The Haneys moved to Moberly to be closer to Chad’s two teenage daughters, at least until they graduated from high school. After that, Anna said, the couple plan to buy a motorhome and travel for a few years with their youngest daughter, who is now 7.
“We wanted to make sure we were there for them as they grew,” Haney said. “It’s not enough to have the older kids for 20-30% of their teenage years, so we moved to Moberly to be able to have the kids 50/50. I would say it was totally worth it. »
Even so, Haney knows that Moberly isn’t exactly the typical environment for a startup, which is one of the reasons she asked Noviqu to participate in the Omaha-based 12-week NMotion Accelerator.
“Part of the idea and part of the benefits of going through a program like NMotion is to put myself and our business back into an ecosystem where we have good people around us who understand what we’re going through,” said Haney.
“Because even though we know a few small business owners in our town, there’s nothing like the startup grind and startup process that you don’t get in a traditional small business,” he said. -she adds.
Haney said the Noviqu team had other specific reasons for joining the acceleration program. First, they wanted to solidify and grow the sales process, and second, it provided a great opportunity to be matched with mentors who can provide ongoing guidance.
“We have to do something better”
During the three-month accelerator, Gardner said, he mostly “maintained strength” on the tech side at Moberly as Anna heads to Omaha. Chad Haney is no longer involved in day-to-day operations.

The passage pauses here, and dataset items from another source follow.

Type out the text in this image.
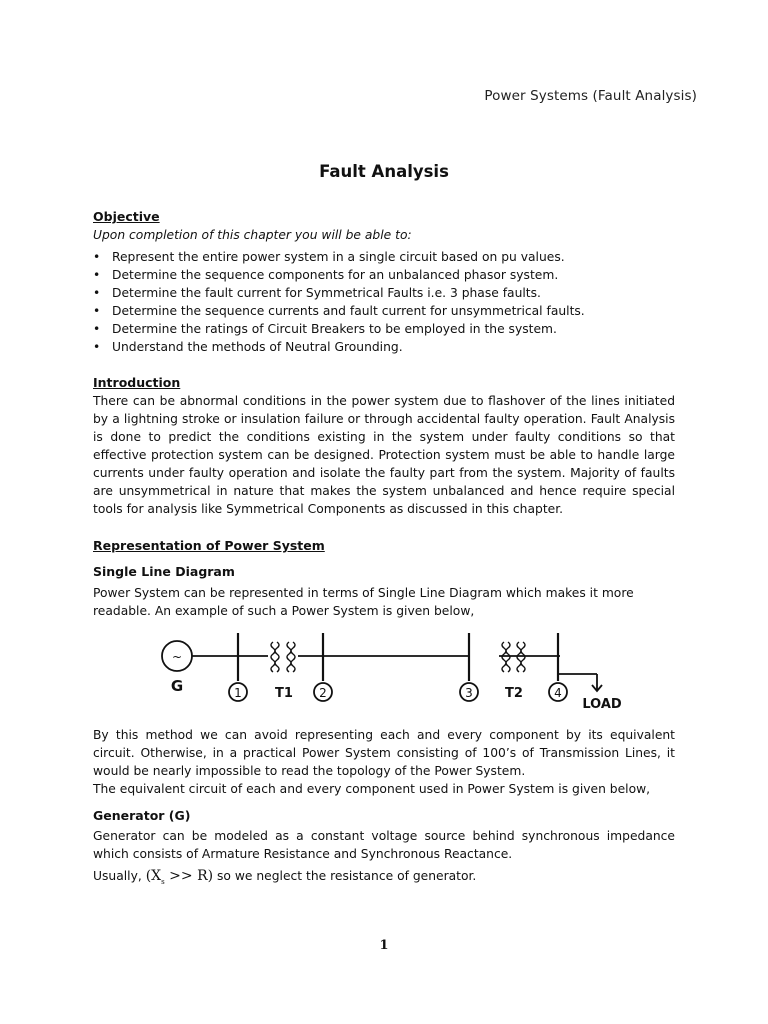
Power Systems (Fault Analysis)
Fault Analysis
Objective
Upon completion of this chapter you will be able to:
• Represent the entire power system in a single circuit based on pu values.
• Determine the sequence components for an unbalanced phasor system.
• Determine the fault current for Symmetrical Faults i.e. 3 phase faults.
• Determine the sequence currents and fault current for unsymmetrical faults.
• Determine the ratings of Circuit Breakers to be employed in the system.
• Understand the methods of Neutral Grounding.
Introduction
There can be abnormal conditions in the power system due to flashover of the lines initiated by a lightning stroke or insulation failure or through accidental faulty operation. Fault Analysis is done to predict the conditions existing in the system under faulty conditions so that effective protection system can be designed. Protection system must be able to handle large currents under faulty operation and isolate the faulty part from the system. Majority of faults are unsymmetrical in nature that makes the system unbalanced and hence require special tools for analysis like Symmetrical Components as discussed in this chapter.
Representation of Power System
Single Line Diagram
Power System can be represented in terms of Single Line Diagram which makes it more readable. An example of such a Power System is given below,
~
G	1	2	3	4
T1	T2
LOAD
By this method we can avoid representing each and every component by its equivalent circuit. Otherwise, in a practical Power System consisting of 100’s of Transmission Lines, it would be nearly impossible to read the topology of the Power System.
The equivalent circuit of each and every component used in Power System is given below,
Generator (G)
Generator can be modeled as a constant voltage source behind synchronous impedance which consists of Armature Resistance and Synchronous Reactance.
Usually, $(X_s >> R)$ so we neglect the resistance of generator.
1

The trio took part in the Kansas City Techstars Accelerator in 2018, but Anna said they weren’t quite ready to move on then.
After what Haney described as a few years of “letting it go” after the pandemic, Noviqu refocused its mission and now works with 10 clients on a recurring basis, with plans to expand.

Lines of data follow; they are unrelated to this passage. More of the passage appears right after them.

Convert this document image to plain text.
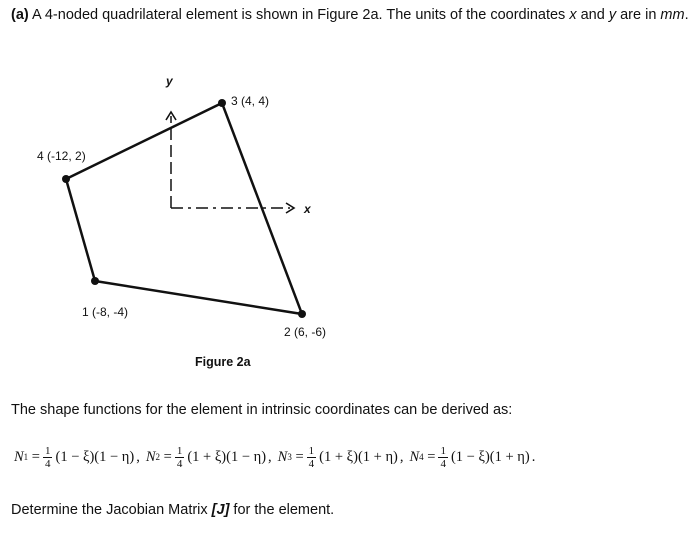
(a) A 4-noded quadrilateral element is shown in Figure 2a. The units of the coordinates x and y are in mm.
y
x
3 (4, 4)
4 (-12, 2)
1 (-8, -4)
2 (6, -6)
Figure 2a
The shape functions for the element in intrinsic coordinates can be derived as:
N $1 = \frac{1}{4} (1 - \xi)(1 - \eta)$ , N $2 = \frac{1}{4} (1 + \xi)(1 - \eta)$ , N $3 = \frac{1}{4} (1 + \xi)(1 + \eta)$ , N $4 = \frac{1}{4} (1 - \xi)(1 + \eta)$ .
Determine the Jacobian Matrix [J] for the element.
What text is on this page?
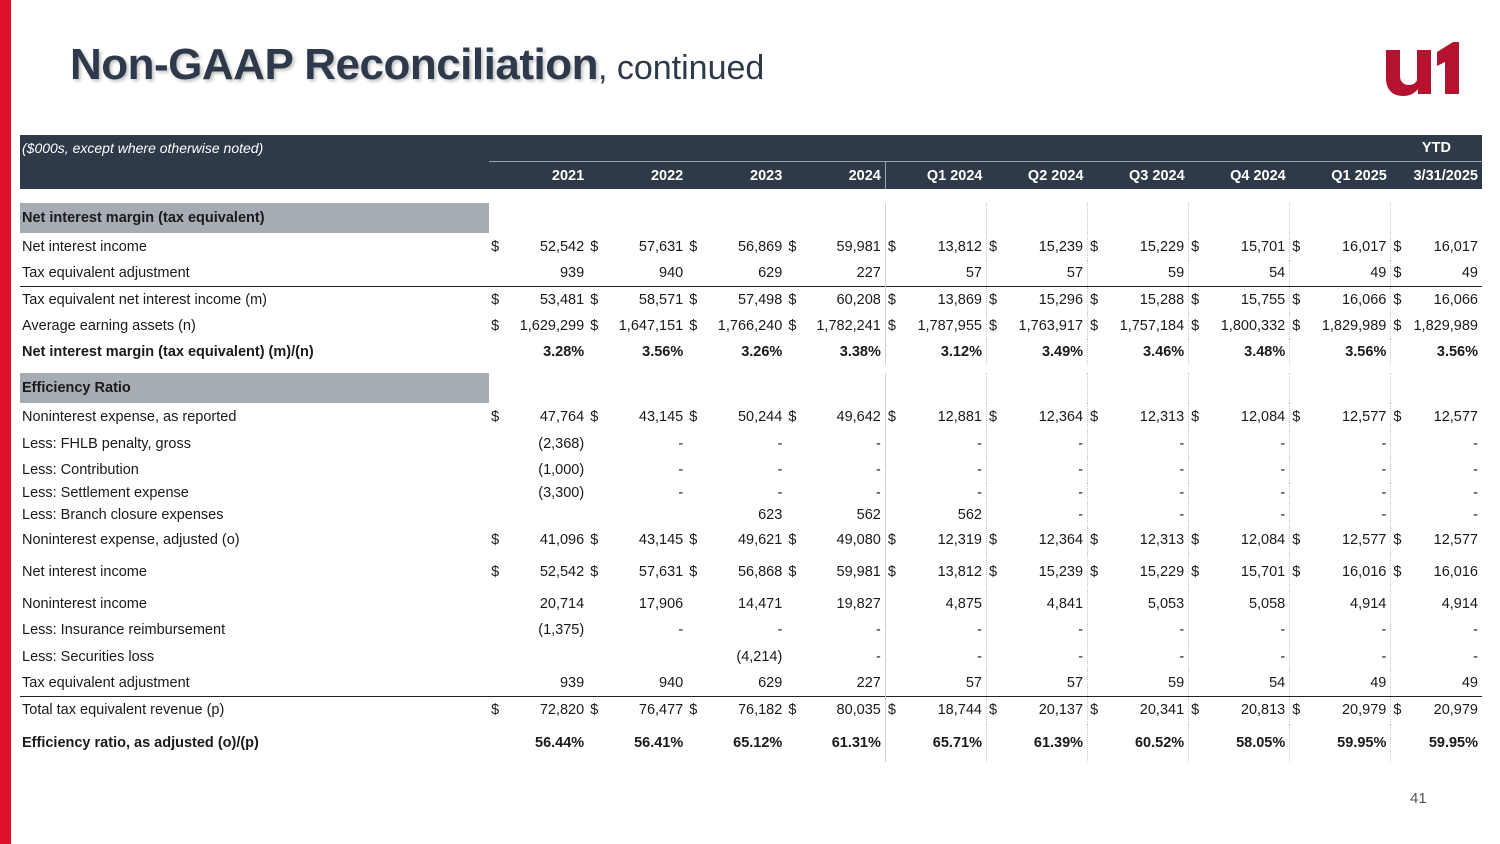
Non-GAAP Reconciliation, continued
($000s, except where otherwise noted)																			YTD	
	2021		2022		2023		2024		Q1 2024		Q2 2024		Q3 2024		Q4 2024		Q1 2025		3/31/2025	

Net interest margin (tax equivalent)																				
Net interest income	$	52,542	$	57,631	$	56,869	$	59,981	$	13,812	$	15,239	$	15,229	$	15,701	$	16,017	$	16,017
Tax equivalent adjustment		939		940		629		227		57		57		59		54		49	$	49
Tax equivalent net interest income (m)	$	53,481	$	58,571	$	57,498	$	60,208	$	13,869	$	15,296	$	15,288	$	15,755	$	16,066	$	16,066
Average earning assets (n)	$	1,629,299	$	1,647,151	$	1,766,240	$	1,782,241	$	1,787,955	$	1,763,917	$	1,757,184	$	1,800,332	$	1,829,989	$	1,829,989
Net interest margin (tax equivalent) (m)/(n)		3.28%		3.56%		3.26%		3.38%		3.12%		3.49%		3.46%		3.48%		3.56%		3.56%

Efficiency Ratio																				
Noninterest expense, as reported	$	47,764	$	43,145	$	50,244	$	49,642	$	12,881	$	12,364	$	12,313	$	12,084	$	12,577	$	12,577
Less: FHLB penalty, gross		(2,368)		-		-		-		-		-		-		-		-		-
Less: Contribution		(1,000)		-		-		-		-		-		-		-		-		-
Less: Settlement expense		(3,300)		-		-		-		-		-		-		-		-		-
Less: Branch closure expenses						623		562		562		-		-		-		-		-
Noninterest expense, adjusted (o)	$	41,096	$	43,145	$	49,621	$	49,080	$	12,319	$	12,364	$	12,313	$	12,084	$	12,577	$	12,577
Net interest income	$	52,542	$	57,631	$	56,868	$	59,981	$	13,812	$	15,239	$	15,229	$	15,701	$	16,016	$	16,016
Noninterest income		20,714		17,906		14,471		19,827		4,875		4,841		5,053		5,058		4,914		4,914
Less: Insurance reimbursement		(1,375)		-		-		-		-		-		-		-		-		-
Less: Securities loss						(4,214)		-		-		-		-		-		-		-
Tax equivalent adjustment		939		940		629		227		57		57		59		54		49		49
Total tax equivalent revenue (p)	$	72,820	$	76,477	$	76,182	$	80,035	$	18,744	$	20,137	$	20,341	$	20,813	$	20,979	$	20,979
Efficiency ratio, as adjusted (o)/(p)		56.44%		56.41%		65.12%		61.31%		65.71%		61.39%		60.52%		58.05%		59.95%		59.95%
41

In the meantime, the Haneys have found a gym in Moberly where they now train. Fitness provided a spark to get them — and Noviqu — back on track, Anna Haney said, noting that in work, fitness and life “the pain is where your growth is.”
Ultimately, she said, Noviqu’s goal is to help other like-minded businesses grow, in part by allowing managers to be less overwhelmed with menial tasks.
“It just takes the right person in the right mindset to say, ‘OK, we’re not going to do this BS status quo anymore. We have to do something better,” she said. “These are the companies I try to find, because they are Noviqu’s biggest customers, and that’s where the value of any business is going to be added.”
“If you can find someone who cares about you enough to make your life better or to make it easier,” Haney continued, “then you know you’re building something that works and you know you’re growing.”
This story is possible thanks to the support of the Ewing Marion Kauffman Foundationa private, non-partisan foundation that works with communities in education and entrepreneurship to create unusual solutions and empower people to shape their future and succeed.